Since the Middle Ages, the more somber violet vestments of the Advent season were lightened today to rose. Like Laetare Sunday, the third Sunday in Lent, we peer ahead to recall what the season is all about. And of course it is about joy, the common theme of all the liturgies of Advent. But have you ever wondered why we have to be reminded to rejoice? It’s not because everything is going wonderfully well – we would need no reminder in that case. It is because things do not go well and sometimes go very, very badly as they did yesterday, and if we are honest about it, almost everywhere and a lot of the time.
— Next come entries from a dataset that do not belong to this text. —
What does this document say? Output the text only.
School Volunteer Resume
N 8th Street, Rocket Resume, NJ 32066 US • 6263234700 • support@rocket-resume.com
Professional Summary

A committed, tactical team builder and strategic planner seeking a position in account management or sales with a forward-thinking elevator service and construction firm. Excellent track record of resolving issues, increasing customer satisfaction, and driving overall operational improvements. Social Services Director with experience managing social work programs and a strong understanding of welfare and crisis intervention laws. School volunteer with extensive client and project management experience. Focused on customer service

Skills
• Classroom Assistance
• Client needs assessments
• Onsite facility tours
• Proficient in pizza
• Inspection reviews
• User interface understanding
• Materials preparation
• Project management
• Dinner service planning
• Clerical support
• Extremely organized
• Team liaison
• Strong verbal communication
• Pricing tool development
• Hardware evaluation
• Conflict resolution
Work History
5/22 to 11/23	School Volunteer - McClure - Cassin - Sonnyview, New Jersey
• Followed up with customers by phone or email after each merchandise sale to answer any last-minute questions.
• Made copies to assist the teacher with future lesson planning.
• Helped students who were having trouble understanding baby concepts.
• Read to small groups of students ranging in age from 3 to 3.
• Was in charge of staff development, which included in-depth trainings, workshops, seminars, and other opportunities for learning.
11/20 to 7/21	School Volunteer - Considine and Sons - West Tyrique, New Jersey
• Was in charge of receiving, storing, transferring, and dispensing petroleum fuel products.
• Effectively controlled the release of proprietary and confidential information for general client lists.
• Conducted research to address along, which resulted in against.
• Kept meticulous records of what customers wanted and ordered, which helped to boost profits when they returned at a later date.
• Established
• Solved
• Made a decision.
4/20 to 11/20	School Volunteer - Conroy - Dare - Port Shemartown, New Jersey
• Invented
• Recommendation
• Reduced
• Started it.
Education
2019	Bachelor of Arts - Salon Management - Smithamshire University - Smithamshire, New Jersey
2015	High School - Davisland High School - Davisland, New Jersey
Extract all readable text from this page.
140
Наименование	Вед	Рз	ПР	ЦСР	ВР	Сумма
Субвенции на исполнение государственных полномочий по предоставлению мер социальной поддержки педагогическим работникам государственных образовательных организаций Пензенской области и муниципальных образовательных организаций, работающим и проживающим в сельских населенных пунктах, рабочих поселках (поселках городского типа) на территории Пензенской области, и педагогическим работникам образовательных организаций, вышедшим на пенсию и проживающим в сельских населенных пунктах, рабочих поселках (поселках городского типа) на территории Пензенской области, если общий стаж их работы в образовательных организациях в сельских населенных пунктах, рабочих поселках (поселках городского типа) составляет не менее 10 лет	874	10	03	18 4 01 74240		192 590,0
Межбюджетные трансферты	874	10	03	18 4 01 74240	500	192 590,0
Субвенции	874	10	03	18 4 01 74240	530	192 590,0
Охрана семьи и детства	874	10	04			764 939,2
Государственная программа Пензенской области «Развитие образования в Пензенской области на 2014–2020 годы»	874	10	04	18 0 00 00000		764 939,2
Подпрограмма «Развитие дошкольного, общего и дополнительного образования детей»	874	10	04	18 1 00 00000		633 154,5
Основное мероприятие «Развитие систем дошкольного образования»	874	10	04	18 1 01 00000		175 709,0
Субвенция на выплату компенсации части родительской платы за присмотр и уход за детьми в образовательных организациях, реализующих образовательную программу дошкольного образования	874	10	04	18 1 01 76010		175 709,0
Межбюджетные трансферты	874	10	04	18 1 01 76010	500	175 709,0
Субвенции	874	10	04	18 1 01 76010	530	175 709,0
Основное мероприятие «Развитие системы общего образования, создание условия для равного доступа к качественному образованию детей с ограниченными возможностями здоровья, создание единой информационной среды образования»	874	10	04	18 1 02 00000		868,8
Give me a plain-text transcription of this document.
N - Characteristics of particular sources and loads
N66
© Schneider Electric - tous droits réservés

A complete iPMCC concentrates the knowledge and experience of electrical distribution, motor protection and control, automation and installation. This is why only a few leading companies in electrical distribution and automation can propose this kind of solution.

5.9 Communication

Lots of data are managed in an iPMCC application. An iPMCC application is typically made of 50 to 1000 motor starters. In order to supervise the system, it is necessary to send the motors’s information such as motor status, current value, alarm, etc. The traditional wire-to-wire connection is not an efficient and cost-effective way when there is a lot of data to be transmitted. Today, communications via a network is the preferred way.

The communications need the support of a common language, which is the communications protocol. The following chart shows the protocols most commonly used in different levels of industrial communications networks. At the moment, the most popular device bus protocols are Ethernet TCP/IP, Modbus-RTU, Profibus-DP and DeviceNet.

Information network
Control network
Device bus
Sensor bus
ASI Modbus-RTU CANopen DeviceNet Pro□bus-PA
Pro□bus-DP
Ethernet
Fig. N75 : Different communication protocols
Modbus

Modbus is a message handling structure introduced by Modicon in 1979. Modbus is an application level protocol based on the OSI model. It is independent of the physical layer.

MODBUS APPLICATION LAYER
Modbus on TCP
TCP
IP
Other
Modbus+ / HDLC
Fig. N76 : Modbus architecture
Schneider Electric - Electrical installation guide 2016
Grief and worry sometimes and perhaps too easily cast a shadow over the season, dimming our anticipation of a joyful Christmas – despite the chorus of commercial promises of instant happiness competing powerfully with news of sorrow, want, and loss. But the clamor of commercialism is at most a distraction covering over the underlying uneasiness that all is very far from well.
And so many of us need to be reminded on this Gaudete Sunday not only to rejoice, but why and what joy really is. In the passages from Zephaniah and Isaiah’s psalm, the Hebrew word for “joy” [ranan] means joyful singing and shouting. Other words used in these texts [sasown and simchah] mean to be bright, cheerful, glad, to rejoice, to be mirthful, even to be welcome. Joy is mentioned more in the Book of Isaiah and the Psalms than in all the other books of the Hebrew Bible put together.
Such joyfulness is not just good cheer or high morale. That kind of joy can’t be bought. It doesn’t have anything to do with merchandise or office parties. Or even lavish lawn decorations. And that’s what the gospel is about, the only reading for today that doesn’t seem to say anything about joy.
When the crowds come to John the Baptizer, they have a sense that something is wrong and he might be able to help them. They were discouraged, sad, and probably fearful. “Tell us what to do,” they say. And what John tells them is startling. “Be generous, be just, be gentle. Tell the truth and stop trashing each other’s reputations. Don’t gripe over your salary.”
It still sounds a bit crazy. Other than billionaire CEOs, who’s ever content with their pay? But John tells the crowd that someone else is coming, someone who will baptize the world in fire and the Holy Spirit. They needed to get ready. He showed them how. And they thought that was very good news.
Perhaps it takes a bit of anxiety and discouragement to appreciate truly good news. That may be why the gospel of Jesus, the “good news” of salvation, was first preached to the poor, the oppressed, the downcast and troubled. And still is. The good news they are looking for, and what they will find, is “God’s own peace,” as Paul writes to the Philippians, “a peace beyond all understanding which will stand guard over your hearts and minds” [Phil 4:7].
In these trying times, when our souls are so likely to be troubled, such deep-rooted gladness of the heart, real cheer, is what the world desperately needs. And as the prophet Zephaniah surprisingly said, “May God rejoice over you with gladness and renew you in love; may God sing joyfully because of you, as one sings at festivals. ‘I will remove disaster from you, so that you will not bear reproach for it’” [Zep 4:17-18].
As the great St. Augustine preached as his own world was crumbling before hordes of Vandals, “Sing! But keep moving” [Sermon 256, I.2.3]. It’s good to know that God sings, too. So, yes, rejoice. The Lord is nearer now than ever.